Bürgerliche Tugend beruhte auf ungeschriebenen guten Sitten, die von der Ehrbarkeit lebten, von Übereinkünften über das, was man tut oder lässt. Sie haben sich aufgelöst mit dem allmählichen Verschwinden des Bürgertums, das einmal großes Streben und große Leidenschaften mühelos verband.

Die Bürger waren nicht Einzelne, Teil eines Publikums, wie heute das souveräne Volk genannt wird, sondern sie wollten das Volk sein und für das Volk mitbestimmend reden und handeln. In der nachbürgerlichen Zeit gibt es nur noch viele Streber, die in Hinterzimmern taktieren, intrigieren und dabei an ihren kleinen Vorteil denken.

Das ist unvermeidlich in Zeiten, in denen die Habgier und Gewinnsucht als wichtigster Motor in einer Wettbewerbsgesellschaft gefeiert und gefordert werden. Beide sind die Voraussetzung für den Erfolg. Der Erfolg ist der Ruhm des kleinen Mannes, des Strebers, des Besserverdienenden, der den Bürger abgelöst hat.

Jeder ist seines Glückes Schmied: So lautet die Devise. Sie mahnt jeden zur Vorsicht, bedächtig eine Stufe nach der anderen auf der Karriereleiter zu nehmen. Der Umsichtige macht kleine Schritte und denkt an das jeweils Erreichbare. Der Ungeschickte bleibt erfolglos.

Das ist die schwerste Strafe in einer Gesellschaft, die sich allein über den Wettbewerb legitimiert und in der alles käuflich und jeder ein Koofmich sein muss, um richtig mitspielen zu können. Deshalb wird auch gar nicht mehr vom Bürger gesprochen, vom bürgerlichen Stil oder bürgerlicher Verantwortung.

Bürgerlichkeit verpflichtete zu einer Haltung. Jetzt gibt es nur noch Menschen, "draußen im Lande". Die allgemeine Menschwerdung macht rapide Fortschritte. Wo es nur noch Menschen gibt, menschelt es. Bürger mit Bürgerstolz und bürgerlichen Tugenden werden nicht mehr gebraucht. Denn der Mensch soll dem Menschen als Mensch begegnen.

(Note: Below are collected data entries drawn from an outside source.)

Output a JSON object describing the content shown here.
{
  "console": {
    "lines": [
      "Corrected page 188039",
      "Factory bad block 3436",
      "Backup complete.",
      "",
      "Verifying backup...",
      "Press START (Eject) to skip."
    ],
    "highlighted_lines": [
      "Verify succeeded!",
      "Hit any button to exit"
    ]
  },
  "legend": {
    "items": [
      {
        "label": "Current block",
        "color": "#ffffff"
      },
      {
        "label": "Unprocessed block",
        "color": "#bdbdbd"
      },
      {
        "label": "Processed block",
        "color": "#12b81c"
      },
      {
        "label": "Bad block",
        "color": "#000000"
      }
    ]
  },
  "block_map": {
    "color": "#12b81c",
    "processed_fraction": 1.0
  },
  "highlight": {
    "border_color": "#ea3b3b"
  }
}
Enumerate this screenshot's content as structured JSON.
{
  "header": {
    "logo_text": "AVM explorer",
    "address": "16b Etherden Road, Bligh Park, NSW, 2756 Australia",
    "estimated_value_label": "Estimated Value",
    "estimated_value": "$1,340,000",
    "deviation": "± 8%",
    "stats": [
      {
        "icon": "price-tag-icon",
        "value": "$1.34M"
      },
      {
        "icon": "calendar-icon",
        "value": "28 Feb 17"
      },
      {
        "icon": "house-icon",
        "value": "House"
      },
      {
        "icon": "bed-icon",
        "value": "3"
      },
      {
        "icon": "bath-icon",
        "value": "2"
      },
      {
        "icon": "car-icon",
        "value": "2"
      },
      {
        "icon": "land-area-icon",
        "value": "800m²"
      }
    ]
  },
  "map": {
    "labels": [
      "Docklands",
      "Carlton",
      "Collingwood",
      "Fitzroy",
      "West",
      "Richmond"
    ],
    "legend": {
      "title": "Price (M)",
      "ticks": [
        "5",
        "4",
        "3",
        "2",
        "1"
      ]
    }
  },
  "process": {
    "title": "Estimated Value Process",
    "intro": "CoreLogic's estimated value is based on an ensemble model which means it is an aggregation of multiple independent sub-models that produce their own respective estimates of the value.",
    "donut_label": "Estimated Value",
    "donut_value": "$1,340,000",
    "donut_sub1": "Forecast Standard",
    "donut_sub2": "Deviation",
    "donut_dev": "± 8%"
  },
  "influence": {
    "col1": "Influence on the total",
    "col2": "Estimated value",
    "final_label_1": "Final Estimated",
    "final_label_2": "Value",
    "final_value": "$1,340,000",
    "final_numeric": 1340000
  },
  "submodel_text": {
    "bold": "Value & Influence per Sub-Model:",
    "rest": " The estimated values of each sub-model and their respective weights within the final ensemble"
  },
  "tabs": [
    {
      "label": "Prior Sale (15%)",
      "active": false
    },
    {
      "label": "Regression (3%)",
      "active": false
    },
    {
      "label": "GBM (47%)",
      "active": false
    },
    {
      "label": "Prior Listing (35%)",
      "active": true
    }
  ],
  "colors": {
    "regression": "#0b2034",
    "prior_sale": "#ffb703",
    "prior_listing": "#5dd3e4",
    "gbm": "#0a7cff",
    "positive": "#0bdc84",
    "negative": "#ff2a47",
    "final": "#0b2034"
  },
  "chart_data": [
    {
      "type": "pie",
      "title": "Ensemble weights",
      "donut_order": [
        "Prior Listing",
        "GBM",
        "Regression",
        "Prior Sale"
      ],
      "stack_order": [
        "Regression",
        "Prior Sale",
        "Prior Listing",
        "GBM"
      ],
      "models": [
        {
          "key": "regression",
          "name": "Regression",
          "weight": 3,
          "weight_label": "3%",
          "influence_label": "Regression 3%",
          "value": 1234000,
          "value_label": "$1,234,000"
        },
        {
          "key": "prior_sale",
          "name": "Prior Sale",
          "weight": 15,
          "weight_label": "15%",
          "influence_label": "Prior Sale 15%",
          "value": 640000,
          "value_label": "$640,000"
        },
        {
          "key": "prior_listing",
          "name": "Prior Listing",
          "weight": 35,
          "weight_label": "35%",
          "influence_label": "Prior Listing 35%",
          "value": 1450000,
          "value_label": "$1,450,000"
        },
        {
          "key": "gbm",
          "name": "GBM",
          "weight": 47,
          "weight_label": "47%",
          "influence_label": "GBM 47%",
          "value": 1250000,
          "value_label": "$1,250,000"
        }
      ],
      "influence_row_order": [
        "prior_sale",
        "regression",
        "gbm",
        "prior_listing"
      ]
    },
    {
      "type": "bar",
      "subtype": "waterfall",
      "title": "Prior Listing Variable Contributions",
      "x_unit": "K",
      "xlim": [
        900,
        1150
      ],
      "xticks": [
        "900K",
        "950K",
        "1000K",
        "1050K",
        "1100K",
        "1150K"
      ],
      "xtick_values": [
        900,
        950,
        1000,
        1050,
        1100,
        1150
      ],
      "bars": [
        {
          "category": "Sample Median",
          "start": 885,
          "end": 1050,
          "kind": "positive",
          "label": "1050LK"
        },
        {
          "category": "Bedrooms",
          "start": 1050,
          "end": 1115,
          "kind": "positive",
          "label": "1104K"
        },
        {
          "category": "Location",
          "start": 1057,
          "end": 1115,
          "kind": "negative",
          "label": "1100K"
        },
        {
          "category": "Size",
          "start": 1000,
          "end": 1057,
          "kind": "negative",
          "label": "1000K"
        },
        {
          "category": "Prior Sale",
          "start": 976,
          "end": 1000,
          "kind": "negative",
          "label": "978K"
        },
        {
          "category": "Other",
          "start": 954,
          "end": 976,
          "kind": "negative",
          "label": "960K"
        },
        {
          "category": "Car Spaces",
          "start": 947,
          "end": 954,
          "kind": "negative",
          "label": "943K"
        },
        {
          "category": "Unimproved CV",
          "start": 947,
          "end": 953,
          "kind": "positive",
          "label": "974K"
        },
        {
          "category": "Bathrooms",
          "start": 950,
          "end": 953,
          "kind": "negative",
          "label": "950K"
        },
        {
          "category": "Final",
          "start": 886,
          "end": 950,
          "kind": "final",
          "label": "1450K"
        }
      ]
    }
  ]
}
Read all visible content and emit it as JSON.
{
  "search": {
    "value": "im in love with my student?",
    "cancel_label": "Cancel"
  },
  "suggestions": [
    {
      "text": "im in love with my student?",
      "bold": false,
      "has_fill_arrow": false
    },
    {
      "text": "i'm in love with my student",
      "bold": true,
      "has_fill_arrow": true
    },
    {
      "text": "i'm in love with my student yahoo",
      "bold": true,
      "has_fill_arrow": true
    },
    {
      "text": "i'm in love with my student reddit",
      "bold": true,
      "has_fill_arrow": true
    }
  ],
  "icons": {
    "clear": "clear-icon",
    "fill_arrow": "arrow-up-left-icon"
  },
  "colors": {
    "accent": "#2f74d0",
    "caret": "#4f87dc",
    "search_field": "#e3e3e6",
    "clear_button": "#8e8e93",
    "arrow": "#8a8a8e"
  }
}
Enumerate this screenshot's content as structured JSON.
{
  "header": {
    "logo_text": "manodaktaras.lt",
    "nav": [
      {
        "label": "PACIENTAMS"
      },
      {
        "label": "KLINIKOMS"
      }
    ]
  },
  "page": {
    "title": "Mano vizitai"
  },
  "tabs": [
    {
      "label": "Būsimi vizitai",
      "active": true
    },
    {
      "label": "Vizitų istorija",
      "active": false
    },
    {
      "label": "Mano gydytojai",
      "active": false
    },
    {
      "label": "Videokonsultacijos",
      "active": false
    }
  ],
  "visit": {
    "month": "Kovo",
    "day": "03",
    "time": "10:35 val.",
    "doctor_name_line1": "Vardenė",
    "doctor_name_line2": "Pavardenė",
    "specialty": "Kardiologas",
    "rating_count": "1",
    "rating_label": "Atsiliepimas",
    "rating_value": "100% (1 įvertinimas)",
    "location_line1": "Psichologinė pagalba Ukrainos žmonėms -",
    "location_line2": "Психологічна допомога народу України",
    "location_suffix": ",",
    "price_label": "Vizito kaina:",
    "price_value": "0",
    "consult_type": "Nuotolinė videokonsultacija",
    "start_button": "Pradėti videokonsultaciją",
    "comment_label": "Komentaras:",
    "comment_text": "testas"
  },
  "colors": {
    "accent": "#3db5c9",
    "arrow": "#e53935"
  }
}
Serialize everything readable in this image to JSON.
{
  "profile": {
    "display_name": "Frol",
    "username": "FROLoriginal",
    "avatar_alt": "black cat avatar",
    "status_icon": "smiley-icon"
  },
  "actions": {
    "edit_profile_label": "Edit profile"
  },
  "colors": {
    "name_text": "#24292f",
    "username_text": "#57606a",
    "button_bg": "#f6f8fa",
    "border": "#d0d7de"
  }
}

Aus der Rechtsgemeinschaft von Bürgern wird ein Verein von Menschen, denen nichts Menschliches fremd ist, die aber allzu Menschliches verurteilen, sobald sich der Mitmensch Vorteile verschafft, die auch sie gerne ausnutzen würden. Dann regt sich der Neid, die mächtigste Leidenschaft.

Dessen unvermeidliche Begleiterin ist die Heuchelei. Solange es noch Bürger gab, Proletarier, Klassenkampf, gab es Stolz und Ehre. Jetzt gibt es nur noch Menschen, die demütig einander ihre Verfehlungen gestehen müssen.

Darin liegt gerade keine Beruhigung. Denn der Mensch kann, wie der Münchner vermutet, vielleicht gut sein: "aber d' Leit san a G'sindel". Die Leute, wie es auf schriftdeutsch heißt. Und die meisten Menschen san halt Leit, also G'sindel, vor allem die Tugendwächter ohne Tugend.

Eberhard Straub, geboren 1940, studierte Geschichte, Kunstgeschichte und Archäologie. Der habilitierte Historiker war bis 1986 Feuilletonredakteur der "Frankfurter Allgemeinen Zeitung" und bis 1997 Pressereferent des Stifterverbandes für die Deutsche Wissenschaft. Heute lebt er als freier Journalist in Berlin. Buchveröffentlichungen u. a. "Die Wittelsbacher", "Drei letzte Kaiser", sowie "Das zerbrechliche Glück. Liebe und Ehe im Wandel der Zeit" und "Zur Tyrannei der Werte".